The rest of the book is no more heartening. To eat well, it turns
out, is both a complicated and an expensive proposition. Whole Foods,
that paragon of Health and Nature, is revealed to be a
less-than-perfect compromise between what is good for the individual
and what is good for the planet. While foods found there may not
contain pesticides, they may well have traveled over 500 miles via
fossil-fuel-guzzling, smoke-belching vehicles in order to rest,
deceptively pristine, in a rustic-looking crate.

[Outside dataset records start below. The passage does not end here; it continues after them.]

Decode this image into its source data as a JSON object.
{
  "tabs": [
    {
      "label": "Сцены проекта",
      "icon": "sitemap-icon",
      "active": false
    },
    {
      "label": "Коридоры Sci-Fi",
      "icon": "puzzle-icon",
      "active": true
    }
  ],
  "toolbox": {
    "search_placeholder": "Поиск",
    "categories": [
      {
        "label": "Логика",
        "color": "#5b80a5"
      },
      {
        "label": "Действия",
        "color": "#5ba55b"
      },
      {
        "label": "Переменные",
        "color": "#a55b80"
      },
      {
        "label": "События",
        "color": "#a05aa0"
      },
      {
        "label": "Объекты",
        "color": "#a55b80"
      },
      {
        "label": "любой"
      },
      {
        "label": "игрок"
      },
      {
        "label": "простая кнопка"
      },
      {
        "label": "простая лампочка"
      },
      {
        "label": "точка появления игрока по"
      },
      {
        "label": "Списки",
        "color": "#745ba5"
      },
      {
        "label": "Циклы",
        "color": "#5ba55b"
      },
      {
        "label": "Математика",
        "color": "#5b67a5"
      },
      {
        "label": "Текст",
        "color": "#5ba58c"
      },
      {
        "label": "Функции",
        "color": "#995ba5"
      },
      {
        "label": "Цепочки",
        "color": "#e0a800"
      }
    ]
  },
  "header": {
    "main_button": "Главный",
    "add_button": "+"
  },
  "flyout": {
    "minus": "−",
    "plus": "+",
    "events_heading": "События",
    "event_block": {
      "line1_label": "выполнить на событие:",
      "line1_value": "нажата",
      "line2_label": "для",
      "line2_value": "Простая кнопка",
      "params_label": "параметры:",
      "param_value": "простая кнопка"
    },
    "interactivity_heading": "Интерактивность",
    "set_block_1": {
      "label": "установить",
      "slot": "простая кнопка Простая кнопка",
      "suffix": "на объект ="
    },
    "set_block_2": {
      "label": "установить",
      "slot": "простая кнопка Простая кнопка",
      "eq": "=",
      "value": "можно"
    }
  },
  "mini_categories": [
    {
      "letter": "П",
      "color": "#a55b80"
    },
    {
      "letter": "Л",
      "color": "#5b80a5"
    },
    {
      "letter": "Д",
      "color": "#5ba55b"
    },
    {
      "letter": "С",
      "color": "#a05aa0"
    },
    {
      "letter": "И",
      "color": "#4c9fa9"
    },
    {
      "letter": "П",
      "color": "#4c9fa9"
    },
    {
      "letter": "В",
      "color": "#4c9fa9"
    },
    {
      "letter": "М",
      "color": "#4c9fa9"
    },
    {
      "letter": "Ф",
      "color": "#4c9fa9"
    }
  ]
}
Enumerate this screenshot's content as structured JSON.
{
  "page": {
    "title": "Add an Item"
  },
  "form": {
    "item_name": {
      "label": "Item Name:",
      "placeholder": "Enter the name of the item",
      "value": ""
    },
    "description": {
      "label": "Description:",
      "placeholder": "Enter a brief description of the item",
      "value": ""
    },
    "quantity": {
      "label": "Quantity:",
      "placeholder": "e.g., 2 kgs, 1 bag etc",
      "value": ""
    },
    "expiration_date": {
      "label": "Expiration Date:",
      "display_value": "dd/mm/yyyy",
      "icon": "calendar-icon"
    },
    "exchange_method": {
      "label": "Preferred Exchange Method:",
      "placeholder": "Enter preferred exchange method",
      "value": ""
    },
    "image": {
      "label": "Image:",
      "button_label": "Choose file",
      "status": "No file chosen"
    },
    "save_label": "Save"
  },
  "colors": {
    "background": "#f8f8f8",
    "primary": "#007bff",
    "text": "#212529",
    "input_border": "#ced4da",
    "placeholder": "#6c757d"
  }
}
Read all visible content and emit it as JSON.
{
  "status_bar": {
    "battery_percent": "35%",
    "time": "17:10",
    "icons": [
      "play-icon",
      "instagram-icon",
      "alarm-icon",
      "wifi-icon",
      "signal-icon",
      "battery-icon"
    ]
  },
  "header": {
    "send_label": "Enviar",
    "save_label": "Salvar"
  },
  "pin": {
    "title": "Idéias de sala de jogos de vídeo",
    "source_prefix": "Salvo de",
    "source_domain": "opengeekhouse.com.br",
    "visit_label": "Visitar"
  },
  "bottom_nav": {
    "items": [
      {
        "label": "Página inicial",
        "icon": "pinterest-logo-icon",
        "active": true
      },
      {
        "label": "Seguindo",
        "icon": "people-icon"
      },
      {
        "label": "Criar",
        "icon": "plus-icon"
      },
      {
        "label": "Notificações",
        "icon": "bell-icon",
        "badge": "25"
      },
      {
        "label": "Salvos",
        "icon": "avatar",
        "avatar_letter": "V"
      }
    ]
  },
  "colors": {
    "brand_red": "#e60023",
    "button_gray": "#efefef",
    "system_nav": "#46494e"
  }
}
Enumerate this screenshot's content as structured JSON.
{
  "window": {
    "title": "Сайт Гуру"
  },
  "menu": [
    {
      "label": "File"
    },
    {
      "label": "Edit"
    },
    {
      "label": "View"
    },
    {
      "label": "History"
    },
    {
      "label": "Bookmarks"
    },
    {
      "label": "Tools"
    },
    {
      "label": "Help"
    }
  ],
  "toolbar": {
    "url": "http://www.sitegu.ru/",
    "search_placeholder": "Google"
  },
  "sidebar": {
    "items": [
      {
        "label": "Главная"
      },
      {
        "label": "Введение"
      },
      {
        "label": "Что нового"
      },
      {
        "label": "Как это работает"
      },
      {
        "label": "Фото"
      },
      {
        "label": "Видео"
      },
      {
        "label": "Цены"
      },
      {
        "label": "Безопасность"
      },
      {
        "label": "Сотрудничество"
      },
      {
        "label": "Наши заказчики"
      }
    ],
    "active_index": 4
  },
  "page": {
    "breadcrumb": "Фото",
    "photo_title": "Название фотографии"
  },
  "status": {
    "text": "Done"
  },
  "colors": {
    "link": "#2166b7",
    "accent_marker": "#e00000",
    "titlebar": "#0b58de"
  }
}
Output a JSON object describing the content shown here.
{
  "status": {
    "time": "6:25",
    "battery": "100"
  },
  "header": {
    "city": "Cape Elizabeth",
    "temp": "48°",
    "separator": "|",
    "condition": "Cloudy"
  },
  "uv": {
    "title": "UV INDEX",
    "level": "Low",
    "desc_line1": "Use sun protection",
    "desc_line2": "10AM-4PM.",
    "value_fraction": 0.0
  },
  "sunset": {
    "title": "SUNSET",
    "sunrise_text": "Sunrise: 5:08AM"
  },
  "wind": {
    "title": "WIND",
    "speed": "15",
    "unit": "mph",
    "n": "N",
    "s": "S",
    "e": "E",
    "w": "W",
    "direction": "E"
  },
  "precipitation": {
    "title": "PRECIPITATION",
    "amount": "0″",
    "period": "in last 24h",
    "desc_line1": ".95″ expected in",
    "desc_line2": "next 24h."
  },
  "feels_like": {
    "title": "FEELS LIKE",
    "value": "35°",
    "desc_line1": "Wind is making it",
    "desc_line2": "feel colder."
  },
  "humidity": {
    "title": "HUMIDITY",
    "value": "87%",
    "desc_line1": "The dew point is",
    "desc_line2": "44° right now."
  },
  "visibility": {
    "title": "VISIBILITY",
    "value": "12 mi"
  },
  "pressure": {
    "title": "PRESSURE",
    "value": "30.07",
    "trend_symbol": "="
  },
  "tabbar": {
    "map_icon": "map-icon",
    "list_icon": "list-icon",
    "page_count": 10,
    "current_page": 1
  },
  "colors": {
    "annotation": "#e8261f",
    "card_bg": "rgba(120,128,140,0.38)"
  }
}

Pollan devotes his longest single chapter to this phenomenon, which he
terms “Big Organic.” This chapter, in fact, was my only sticking
point in the book. The Omnivore’s Dilemma: A Natural History of
Four Meals
, would seem, from the table of contents, to contain
only three. Its subdivisions are: Industrial/Corn,
Pastoral/Grass, and Personal/The Forest. The Big
Organic chapter reads as if it had been written after the rest of the
book, when Pollan realized that the tense marriage between Organic and
Industry would not fit neatly into any of the three sections. Thus, it
has been squeezed into the second section. Nor does the culminating
description of the Organic Industrial meal rate its own chapter, as do
the other meals, but rather is only briefly described before an
agonized debate over the ethics of Big Organic, summed up with the pat
sentence, “Oh well, at least we didn’t eat it in the car.”*

After reading The Omnivore’s Dilemma, I have once again changed the
way I eat, though not completely. I still shop at Whole
Foods, though I make a more concerted effort to buy local produce and
meat whenever possible. I don’t eat less processed food, but then I
ate very little before reading the book. I have not eaten red meat,
nor will I again in the foreseeable future, unless I am certain that
it is grass-fed. The biggest boon I have received from this book is
my increased awareness of the route my dinner has taken to reach my
table, and for that I am grateful to Michael Pollan. My husband may
not share my gratitude, however, as he is heartily sick of my new
mantra: “Did you know there’s corn in that, too?”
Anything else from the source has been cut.